Tutorial: Fundamentals of deep learning

Administrative Information

Title	Tutorial: Fundamental of deep learning
Duration	180 min (60 min per tutorial)
Module	B
Lesson Type	Tutorial
Focus	Technical - Deep Learning
Topic	Forward and Backpropagation

Keywords

forward propagation,backpropagation,hyperparameter tuning,

Learning Goals

student understands the concept of forward propagation
student get view on how to derive backpropagation
student can apply backpropagation
student learns the way of tuning hyperparameters

Expected Preparation

Learning Events to be Completed Before

Lecture: Fundamentals of deep learning

Obligatory for Students

John D Kelleher and Brain McNamee. (2018), Fundamentals of Machine Learning for Predictive Data Analytics, MIT Press.
Michael Nielsen. (2015), Neural Networks and Deep Learning, 1. Determination press, San Francisco CA USA.
Charu C. Aggarwal. (2018), Neural Networks and Deep Learning, 1. Springer
Antonio Gulli,Sujit Pal.

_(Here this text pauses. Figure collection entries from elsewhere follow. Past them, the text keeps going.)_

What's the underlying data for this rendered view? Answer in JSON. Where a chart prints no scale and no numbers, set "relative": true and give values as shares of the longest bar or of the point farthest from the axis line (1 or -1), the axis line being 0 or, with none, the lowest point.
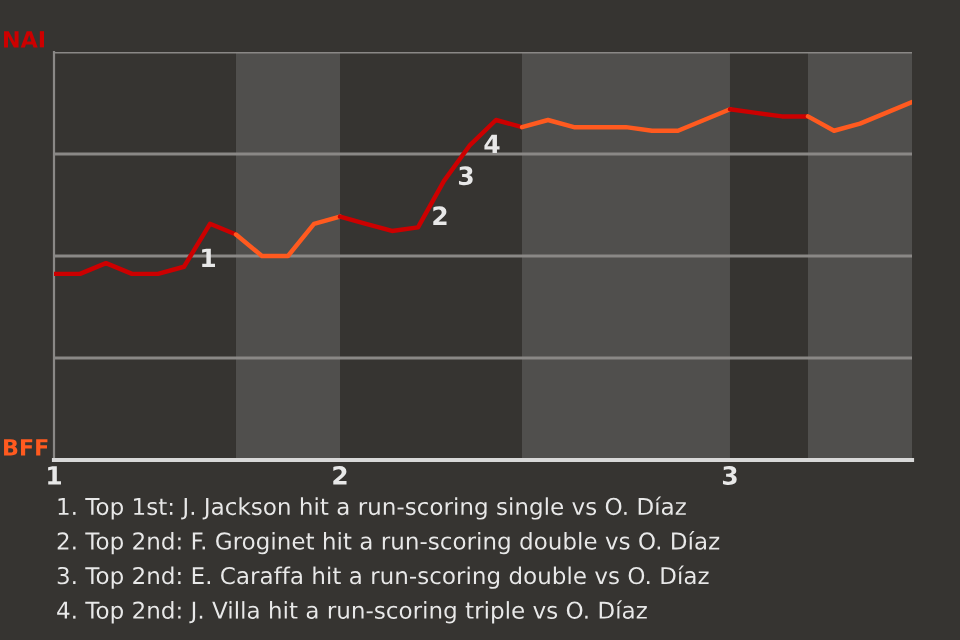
{
  "chart_data": {
    "type": "line",
    "relative": true,
    "categories": [
      "1",
      null,
      null,
      null,
      null,
      null,
      null,
      null,
      null,
      null,
      null,
      "2",
      null,
      null,
      null,
      null,
      null,
      null,
      null,
      null,
      null,
      null,
      null,
      null,
      null,
      null,
      "3",
      null,
      null,
      null,
      null,
      null,
      null,
      null
    ],
    "series": [
      {
        "color": "#cc0000",
        "values": [
          0.52,
          0.52,
          0.55,
          0.52,
          0.52,
          0.54,
          0.66,
          0.63,
          null,
          null,
          null,
          null,
          null,
          null,
          null,
          null,
          null,
          null,
          null,
          null,
          null,
          null,
          null,
          null,
          null,
          null,
          null,
          null,
          null,
          null,
          null,
          null,
          null,
          null
        ]
      },
      {
        "color": "#ff5a1f",
        "values": [
          null,
          null,
          null,
          null,
          null,
          null,
          null,
          0.63,
          0.57,
          0.57,
          0.66,
          0.68,
          null,
          null,
          null,
          null,
          null,
          null,
          null,
          null,
          null,
          null,
          null,
          null,
          null,
          null,
          null,
          null,
          null,
          null,
          null,
          null,
          null,
          null
        ]
      },
      {
        "color": "#cc0000",
        "values": [
          null,
          null,
          null,
          null,
          null,
          null,
          null,
          null,
          null,
          null,
          null,
          0.68,
          0.66,
          0.64,
          0.65,
          0.78,
          0.88,
          0.95,
          0.93,
          null,
          null,
          null,
          null,
          null,
          null,
          null,
          null,
          null,
          null,
          null,
          null,
          null,
          null,
          null
        ]
      },
      {
        "color": "#ff5a1f",
        "values": [
          null,
          null,
          null,
          null,
          null,
          null,
          null,
          null,
          null,
          null,
          null,
          null,
          null,
          null,
          null,
          null,
          null,
          null,
          0.93,
          0.95,
          0.93,
          0.93,
          0.93,
          0.92,
          0.92,
          0.95,
          0.98,
          null,
          null,
          null,
          null,
          null,
          null,
          null
        ]
      },
      {
        "color": "#cc0000",
        "values": [
          null,
          null,
          null,
          null,
          null,
          null,
          null,
          null,
          null,
          null,
          null,
          null,
          null,
          null,
          null,
          null,
          null,
          null,
          null,
          null,
          null,
          null,
          null,
          null,
          null,
          null,
          0.98,
          0.97,
          0.96,
          0.96,
          null,
          null,
          null,
          null
        ]
      },
      {
        "color": "#ff5a1f",
        "values": [
          null,
          null,
          null,
          null,
          null,
          null,
          null,
          null,
          null,
          null,
          null,
          null,
          null,
          null,
          null,
          null,
          null,
          null,
          null,
          null,
          null,
          null,
          null,
          null,
          null,
          null,
          null,
          null,
          null,
          0.96,
          0.92,
          0.94,
          0.97,
          1
        ]
      }
    ],
    "grid": "y",
    "annotations": [
      "1",
      "2",
      "3",
      "4",
      "NAI",
      "BFF",
      "1. Top 1st: J. Jackson hit a run-scoring single vs O. Díaz",
      "2. Top 2nd: F. Groginet hit a run-scoring double vs O. Díaz",
      "3. Top 2nd: E. Caraffa hit a run-scoring double vs O. Díaz",
      "4. Top 2nd: J. Villa hit a run-scoring triple vs O. Díaz"
    ]
  }
}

Deep Learning with Keras, Packt, [ISBN: 9781787128422].

Optional for Students

Matrices multiplication
Getting started with Numpy
Knowledge of linear and logistic regression

References and background for students

None.

Recommended for Teachers

None.

Lesson materials

None.

Instructions for Teachers

This Learning Event consists of three sets of tutorials covering fundamental deep learning topics. This tutorial series consists of providing an overview of a forward pass, the derivation of backpropagation and the use of code to provide an overview for students on what each parameter does, and how it can affect learning and convergence of a neural network:

Forward propagation: Pen and paper examples, and python examples using Numpy (for fundamentals) and Keras showing a high level module (which uses Tensorflow 2.X).
Deriving and applying backpropagation: Pen and paper examples, and python examples using Numpy (for fundamentals) and Keras showing a high level module (which uses Tensorflow 2.X).
Hyperparameter tuning: Keras examples highlighting exemplar diagnostic plots based on the effects for changing specific hyperparameters (using a HCAIM example dataset Data sets for teaching ethical AI (Census Dataset).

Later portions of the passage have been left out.